SANTA CLARA, Calif. (AP) — Colin Kaepernick is standing behind his decision not to vote in the presidential election or even register to take part in the democratic process, saying he can effect change in other ways besides through a ballot.
The San Francisco 49ers quarterback has knelt through the national anthem all season to protest police brutality and the treatment of minorities, drawing criticism and acclaim alike. He took more heat for not voting last week.
“I thought a lot of different things about the process and what I could and couldn’t do,” he said Tuesday. “Once again, the system of oppression is what I have an issue with. … I don’t agree with the system of oppression and that’s something that I will continue to not agree with.”
For those wondering why he chose not to vote even on local issues that could influence what happens at home in the Bay Area, Kaepernick said, “There’s more than one way to create change.”
“I’m comfortable with everything that I’m saying, what I represent and who I am,” he said of his growth into an outspoken activist, given how much he once disliked speaking publicly. “At that point in time, there was a situation where I didn’t feel comfortable talking because I didn’t want my words used against me and now I know if I represent my words properly, what my stance is, who I am properly, that those words can’t be used against me.”
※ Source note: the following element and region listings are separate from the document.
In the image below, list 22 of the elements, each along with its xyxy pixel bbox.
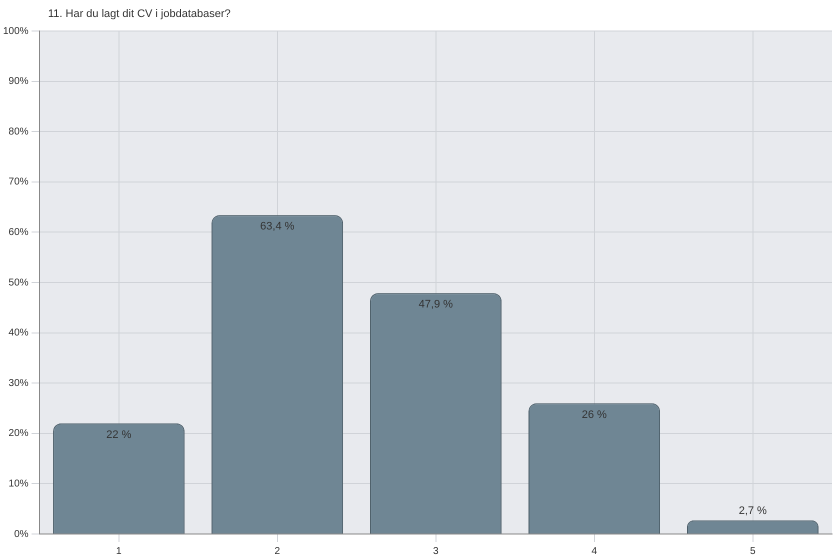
y-tick-label: 60% <box>8 226 29 238</box>
y-tick-label: 50% <box>8 277 29 288</box>
y-tick-label: 80% <box>8 126 29 138</box>
data-label: 26 % <box>582 408 608 421</box>
y-tick-label: 20% <box>8 428 29 440</box>
x-tick-label: 1 <box>116 546 122 557</box>
y-tick-label: 90% <box>8 76 29 88</box>
y-tick-label: 100% <box>3 26 29 37</box>
y-tick-label: 70% <box>8 176 29 188</box>
chart-title: 11. Har du lagt dit CV i jobdatabaser? <box>48 8 231 20</box>
x-tick-label: 3 <box>433 546 440 557</box>
y-tick-label: 40% <box>8 328 29 339</box>
x-tick-label: 4 <box>591 546 598 557</box>
y-tick-label: 30% <box>8 378 29 389</box>
data-label: 2,7 % <box>738 504 768 517</box>
y-tick-label: 0% <box>14 528 29 540</box>
data-label: 63,4 % <box>260 220 295 233</box>
x-tick-label: 5 <box>750 546 756 557</box>
y-tick-label: 10% <box>8 478 29 490</box>
x-tick-label: 2 <box>274 546 281 557</box>
data-label: 22 % <box>106 428 132 441</box>
data-label: 47,9 % <box>418 298 454 311</box>
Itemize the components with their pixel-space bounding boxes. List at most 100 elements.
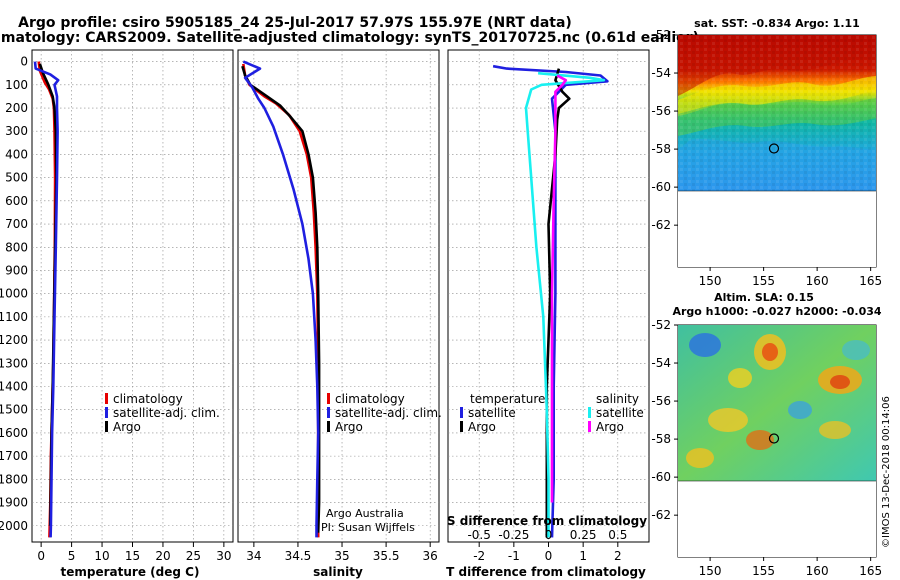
- sla-high-eddy: [708, 408, 748, 432]
- legend-swatch-argo: [327, 421, 330, 432]
- sla-no-data: [678, 481, 876, 557]
- lon-tick-label: 150: [699, 564, 722, 578]
- difference-tick-label: -2: [473, 549, 485, 563]
- legend-label-climatology: climatology: [113, 392, 183, 406]
- sla-map-title-line2: Argo h1000: -0.027 h2000: -0.034: [672, 305, 881, 318]
- depth-tick-label: 900: [5, 263, 28, 277]
- s-difference-tick-label: 0.5: [608, 528, 627, 542]
- salinity-panel: 34 34.5 35 35.5 36 salinity climatology sate…: [237, 49, 442, 579]
- sla-low-eddy: [788, 401, 812, 419]
- temperature-grid: [32, 50, 233, 547]
- depth-tick-label: 2000: [0, 519, 28, 533]
- lat-tick-label: -62: [651, 508, 671, 522]
- sst-heatmap: [678, 35, 876, 267]
- figure-title-line1: Argo profile: csiro 5905185_24 25-Jul-20…: [18, 15, 572, 31]
- difference-panel: -2 -1 0 1 2 T difference from climatology S …: [446, 49, 650, 579]
- temperature-frame: [31, 49, 234, 543]
- depth-tick-label: 200: [5, 101, 28, 115]
- salinity-axis-label: salinity: [313, 565, 363, 579]
- salinity-tick-label: 36: [423, 549, 438, 563]
- legend-swatch-argo: [105, 421, 108, 432]
- lat-tick-label: -62: [651, 218, 671, 232]
- credit-line1: Argo Australia: [326, 507, 404, 520]
- salinity-tick-label: 35: [334, 549, 349, 563]
- legend-label-t-satellite: satellite: [468, 406, 516, 420]
- lat-tick-label: -60: [651, 470, 671, 484]
- depth-tick-label: 600: [5, 194, 28, 208]
- legend-swatch-s-argo: [588, 421, 591, 432]
- temperature-tick-label: 30: [216, 549, 231, 563]
- sst-map-title: sat. SST: -0.834 Argo: 1.11: [694, 17, 860, 30]
- sla-high-eddy: [746, 430, 774, 450]
- depth-tick-label: 500: [5, 171, 28, 185]
- sst-lon-tick-labels: 150 155 160 165: [699, 267, 882, 288]
- sla-high-eddy: [762, 343, 778, 361]
- figure-title-line2: Climatology: CARS2009. Satellite-adjuste…: [0, 30, 699, 46]
- difference-series-t-satellite: [492, 64, 609, 538]
- salinity-tick-label: 34: [246, 549, 261, 563]
- lon-tick-label: 160: [806, 564, 829, 578]
- sst-no-data: [678, 191, 876, 267]
- temperature-tick-label: 20: [155, 549, 170, 563]
- sla-high-eddy: [686, 448, 714, 468]
- lon-tick-label: 150: [699, 274, 722, 288]
- legend-label-s-satellite: satellite: [596, 406, 644, 420]
- argo-location-marker: [768, 433, 780, 444]
- salinity-legend: climatology satellite-adj. clim. Argo: [327, 392, 442, 434]
- temperature-tick-labels: 0 5 10 15 20 25 30: [37, 549, 231, 563]
- depth-tick-label: 1000: [0, 287, 28, 301]
- s-difference-tick-label: 0: [545, 528, 553, 542]
- legend-swatch-climatology: [105, 393, 108, 404]
- salinity-frame: [237, 49, 440, 543]
- salinity-lines: [241, 60, 321, 538]
- sla-high-eddy: [728, 368, 752, 388]
- depth-tick-label: 1500: [0, 403, 28, 417]
- legend-title-salinity: salinity: [596, 392, 639, 406]
- difference-tick-label: 0: [545, 549, 553, 563]
- lat-tick-label: -52: [651, 28, 671, 42]
- temperature-tick-label: 25: [186, 549, 201, 563]
- legend-label-climatology: climatology: [335, 392, 405, 406]
- depth-tick-label: 400: [5, 147, 28, 161]
- temperature-tick-label: 0: [37, 549, 45, 563]
- legend-swatch-s-satellite: [588, 407, 591, 418]
- temperature-axis-label: temperature (deg C): [61, 565, 200, 579]
- depth-tick-label: 1400: [0, 380, 28, 394]
- s-difference-axis-label: S difference from climatology: [447, 514, 647, 528]
- depth-tick-label: 1800: [0, 472, 28, 486]
- credit-line2: PI: Susan Wijffels: [321, 521, 415, 534]
- sla-heatmap: [678, 325, 876, 557]
- sla-map-panel: Altim. SLA: 0.15 Argo h1000: -0.027 h200…: [651, 291, 882, 578]
- temperature-tick-label: 15: [125, 549, 140, 563]
- sst-lat-tick-labels: -52 -54 -56 -58 -60 -62: [651, 28, 678, 232]
- salinity-tick-label: 34.5: [285, 549, 312, 563]
- legend-swatch-satellite-adj: [105, 407, 108, 418]
- sla-map-title-line1: Altim. SLA: 0.15: [714, 291, 814, 304]
- lat-tick-label: -52: [651, 318, 671, 332]
- depth-tick-label: 700: [5, 217, 28, 231]
- s-difference-tick-label: -0.5: [467, 528, 490, 542]
- sla-low-eddy: [689, 333, 721, 357]
- difference-lines: [492, 64, 609, 538]
- temperature-legend: climatology satellite-adj. clim. Argo: [105, 392, 220, 434]
- difference-series-s-argo: [550, 74, 568, 503]
- imos-credit: ©IMOS 13-Dec-2018 00:14:06: [881, 396, 892, 548]
- depth-tick-label: 1700: [0, 449, 28, 463]
- lon-tick-label: 155: [752, 274, 775, 288]
- difference-tick-label: 2: [614, 549, 622, 563]
- temperature-panel: 0100200300400500600700800900100011001200…: [0, 49, 234, 579]
- salinity-tick-label: 35.5: [373, 549, 400, 563]
- depth-tick-label: 300: [5, 124, 28, 138]
- temperature-lines: [33, 61, 60, 538]
- legend-swatch-satellite-adj: [327, 407, 330, 418]
- temperature-tick-label: 5: [68, 549, 76, 563]
- legend-label-argo: Argo: [335, 420, 363, 434]
- depth-tick-label: 1300: [0, 356, 28, 370]
- lat-tick-label: -60: [651, 180, 671, 194]
- legend-label-s-argo: Argo: [596, 420, 624, 434]
- lat-tick-label: -54: [651, 356, 671, 370]
- legend-swatch-t-argo: [460, 421, 463, 432]
- lon-tick-label: 165: [859, 274, 882, 288]
- t-difference-tick-labels: -2 -1 0 1 2: [473, 549, 621, 563]
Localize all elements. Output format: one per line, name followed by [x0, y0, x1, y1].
Kaepernick has perhaps bigger issues at work: His Niners (1-8) have lost eight straight games and have a daunting challenge ahead with Tom Brady and the AFC East-leading New England Patriots (7-2) coming to Levi’s Stadium on Sunday.
The 29-year-old Kaepernick regained his starting job from Blaine Gabbert last month. He has thrown five touchdown passes in four games with two interceptions and has been sacked 11 times — though he considers the offense to be making progress. And Kaepernick is back around his 2015 playing weight and feels healthy again following surgeries to his right thumb, left knee and non-throwing left shoulder, where he had a torn labrum repaired.
“I feel like I’m starting to get some of my wiggle back, some of the movement, starting to feel very comfortable with where my health is, how my body’s moving, those things,” he said.
Last Wednesday, following Donald Trump’s victory over Hillary Clinton, Kaepernick was asked his reaction to the election results.
“I really didn’t pay too close of attention because I have been very disconnected from the systematic oppression as a whole, so for me it’s another face that’s going to be the face of that system of oppression,” he said. “To me it really didn’t matter who went in there, the system’s still intact that oppresses people of color.”
After Sunday’s loss at Arizona, Kaepernick noted: “I think it would be hypocritical of me to vote. I said from the beginning I was against oppression, I was against the system of oppression. I’m not going to show support for that system.”
The Sacramento Bee first reported that Kaepernick has never registered to vote.